Other Machine Learning Algorithms

We now have a good feel for how the ML library in OpenCV works. It is designed so that new algorithms and techniques can be implemented and embedded into the library easily. In time, it is expected that more new algorithms will appear. This section looks briefly at four machine learning routines that have recently been added to OpenCV. Each implements a well-known learning technique, by which we mean that a substantial body of literature exists on each of these methods in books, published papers, and on the Internet. For more detailed information you should consult the literature and also refer to the …/opencv/docs/ref/opencvref_ml.htm manual.

Expectation maximization (EM) is another popular clustering technique. OpenCV supports EM only with Gaussian mixtures, but the technique itself is much more general. It involves multiple iterations of taking the most likely (average or "expected") guess given your current model and then adjusting that model to maximize its chances of being right. In OpenCV, the EM algorithm is implemented in the CvEM{} class and simply involves fitting a mixture of Gaussians to the data. Because the user provides the number of Gaussians to fit, the algorithm is similar to K-means.

One of the simplest classification techniques is K-nearest neighbors (KNN), which merely stores all the training data points. When you want to classify a new point, look up its K nearest points (for K an integer number) and then label the new point according to which set contains the majority of its K neighbors. This algorithm is implemented in the CvKNearest{} class in OpenCV. The KNN classification technique can be very effective, but it requires that you store the entire training set; hence it can use a lot of memory and become quite slow. People often cluster the training set to reduce its size before using this method. Readers interested in how dynamically adaptive nearest neighbor type techniques might be used in the brain (and in machine learning) can see Grossberg [Grossberg87] or a more recent summary of advances in Carpenter and Grossberg [Carpenter03].

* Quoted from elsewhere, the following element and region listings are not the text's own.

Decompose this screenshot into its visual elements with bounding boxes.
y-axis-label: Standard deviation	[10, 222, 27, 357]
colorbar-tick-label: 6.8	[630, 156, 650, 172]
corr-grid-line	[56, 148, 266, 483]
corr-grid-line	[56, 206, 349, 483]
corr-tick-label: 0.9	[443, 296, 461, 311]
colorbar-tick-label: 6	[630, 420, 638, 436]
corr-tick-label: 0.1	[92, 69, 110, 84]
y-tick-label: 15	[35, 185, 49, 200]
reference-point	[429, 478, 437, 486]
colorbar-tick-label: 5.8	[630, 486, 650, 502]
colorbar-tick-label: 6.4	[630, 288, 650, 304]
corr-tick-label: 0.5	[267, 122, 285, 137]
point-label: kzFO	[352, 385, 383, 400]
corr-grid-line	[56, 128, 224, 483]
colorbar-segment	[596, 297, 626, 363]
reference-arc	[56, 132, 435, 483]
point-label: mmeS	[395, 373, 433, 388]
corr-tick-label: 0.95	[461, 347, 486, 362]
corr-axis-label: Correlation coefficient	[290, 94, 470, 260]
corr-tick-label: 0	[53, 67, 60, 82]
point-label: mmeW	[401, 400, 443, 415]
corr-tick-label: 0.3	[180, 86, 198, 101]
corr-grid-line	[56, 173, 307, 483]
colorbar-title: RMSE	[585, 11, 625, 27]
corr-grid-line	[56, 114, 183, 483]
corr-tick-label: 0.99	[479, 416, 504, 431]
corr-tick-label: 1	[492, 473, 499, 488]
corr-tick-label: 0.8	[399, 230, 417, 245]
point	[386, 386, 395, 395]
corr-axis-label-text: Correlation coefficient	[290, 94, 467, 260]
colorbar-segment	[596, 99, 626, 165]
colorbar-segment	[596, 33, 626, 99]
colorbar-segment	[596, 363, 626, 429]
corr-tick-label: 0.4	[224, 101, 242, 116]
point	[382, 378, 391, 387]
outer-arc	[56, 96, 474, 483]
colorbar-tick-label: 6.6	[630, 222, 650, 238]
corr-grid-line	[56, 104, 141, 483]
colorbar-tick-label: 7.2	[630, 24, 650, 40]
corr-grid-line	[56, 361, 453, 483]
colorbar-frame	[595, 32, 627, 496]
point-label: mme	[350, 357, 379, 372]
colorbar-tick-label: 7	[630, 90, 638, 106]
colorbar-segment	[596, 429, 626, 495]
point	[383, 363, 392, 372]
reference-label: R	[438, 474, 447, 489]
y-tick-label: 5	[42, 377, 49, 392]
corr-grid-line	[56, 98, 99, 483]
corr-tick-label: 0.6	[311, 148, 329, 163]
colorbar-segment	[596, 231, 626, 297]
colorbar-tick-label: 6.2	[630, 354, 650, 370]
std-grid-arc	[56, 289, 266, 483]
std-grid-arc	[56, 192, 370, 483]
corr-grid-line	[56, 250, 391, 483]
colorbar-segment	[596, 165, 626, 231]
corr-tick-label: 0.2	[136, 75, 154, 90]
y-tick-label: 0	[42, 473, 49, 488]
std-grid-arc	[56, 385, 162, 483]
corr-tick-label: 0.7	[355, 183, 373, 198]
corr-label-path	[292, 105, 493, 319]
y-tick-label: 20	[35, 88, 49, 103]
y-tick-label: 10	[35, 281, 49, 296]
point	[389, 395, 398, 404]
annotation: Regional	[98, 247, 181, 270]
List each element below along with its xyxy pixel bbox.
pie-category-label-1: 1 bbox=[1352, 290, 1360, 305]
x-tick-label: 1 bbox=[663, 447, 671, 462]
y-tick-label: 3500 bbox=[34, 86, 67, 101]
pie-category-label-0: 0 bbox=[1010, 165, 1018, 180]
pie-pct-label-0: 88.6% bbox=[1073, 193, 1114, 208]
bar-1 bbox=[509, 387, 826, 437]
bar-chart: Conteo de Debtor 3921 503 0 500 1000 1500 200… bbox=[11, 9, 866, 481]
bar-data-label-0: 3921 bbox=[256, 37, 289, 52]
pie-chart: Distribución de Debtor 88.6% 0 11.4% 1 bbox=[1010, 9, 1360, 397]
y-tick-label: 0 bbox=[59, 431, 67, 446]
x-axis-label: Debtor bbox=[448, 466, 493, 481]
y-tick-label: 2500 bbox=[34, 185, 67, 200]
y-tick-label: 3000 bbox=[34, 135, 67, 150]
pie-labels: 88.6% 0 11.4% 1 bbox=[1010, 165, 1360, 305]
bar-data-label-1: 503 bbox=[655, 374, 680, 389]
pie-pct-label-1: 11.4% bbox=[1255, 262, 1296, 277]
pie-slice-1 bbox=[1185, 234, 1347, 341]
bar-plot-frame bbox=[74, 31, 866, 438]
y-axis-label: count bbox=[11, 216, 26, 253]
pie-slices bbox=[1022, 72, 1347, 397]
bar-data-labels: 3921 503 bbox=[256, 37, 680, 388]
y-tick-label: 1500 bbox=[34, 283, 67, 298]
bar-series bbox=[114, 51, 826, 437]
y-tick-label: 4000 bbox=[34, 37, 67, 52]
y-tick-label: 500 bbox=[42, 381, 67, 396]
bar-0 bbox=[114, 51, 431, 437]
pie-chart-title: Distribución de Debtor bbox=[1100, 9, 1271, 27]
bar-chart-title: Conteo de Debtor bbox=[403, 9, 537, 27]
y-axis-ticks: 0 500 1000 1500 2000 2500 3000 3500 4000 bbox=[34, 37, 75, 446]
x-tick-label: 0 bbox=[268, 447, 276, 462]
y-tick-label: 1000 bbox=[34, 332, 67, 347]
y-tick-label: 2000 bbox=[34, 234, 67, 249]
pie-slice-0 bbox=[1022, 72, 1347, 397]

The multilayer perceptron (MLP; also known as back-propagation) is a neural network that still ranks among the top-performing classifiers, especially for text recognition. It can be rather slow in training because it uses gradient descent to minimize error by adjusting weighted connections between the numerical classification nodes within the layers. In test mode, however, it is quite fast: just a series of dot products followed by a squashing function. In OpenCV it is implemented in the CvANN_MLP{} class, and its use is documented in the …/opencv/samples/c/letter_recog.cpp file. Interested readers will find details on using MLP effectively for text and object recognition in LeCun, Bottou, Bengio, and Haffner [LeCun98a]. Implementation and tuning details are given in LeCun, Bottou, and Muller [LeCun98b]. New work on brainlike hierarchical networks that propagate probabilities can be found in Hinton, Osindero, and Teh [Hinton06].

With lots of data, boosting or random trees are usually the best-performing classifiers. But when your data set is limited, the support vector machine (SVM) often works best. This N-class algorithm works by projecting the data into a higher-dimensional space (creating new dimensions out of combinations of the features) and then finding the optimal linear separator between the classes. In the original space of the raw input data, this high-dimensional linear classifier can become quite nonlinear. Hence we can use linear classification techniques based on maximal between-class separation to produce nonlinear classifiers that in some sense optimally separate classes in the data. With enough additional dimensions, you can almost always perfectly separate data classes. This technique is implemented in the CvSVM{} class in OpenCV's ML library.

These tools are closely tied to many computer vision algorithms that range from finding feature points via trained classification to tracking to segmenting scenes and also include the more straightforward tasks of classifying objects and clustering image data.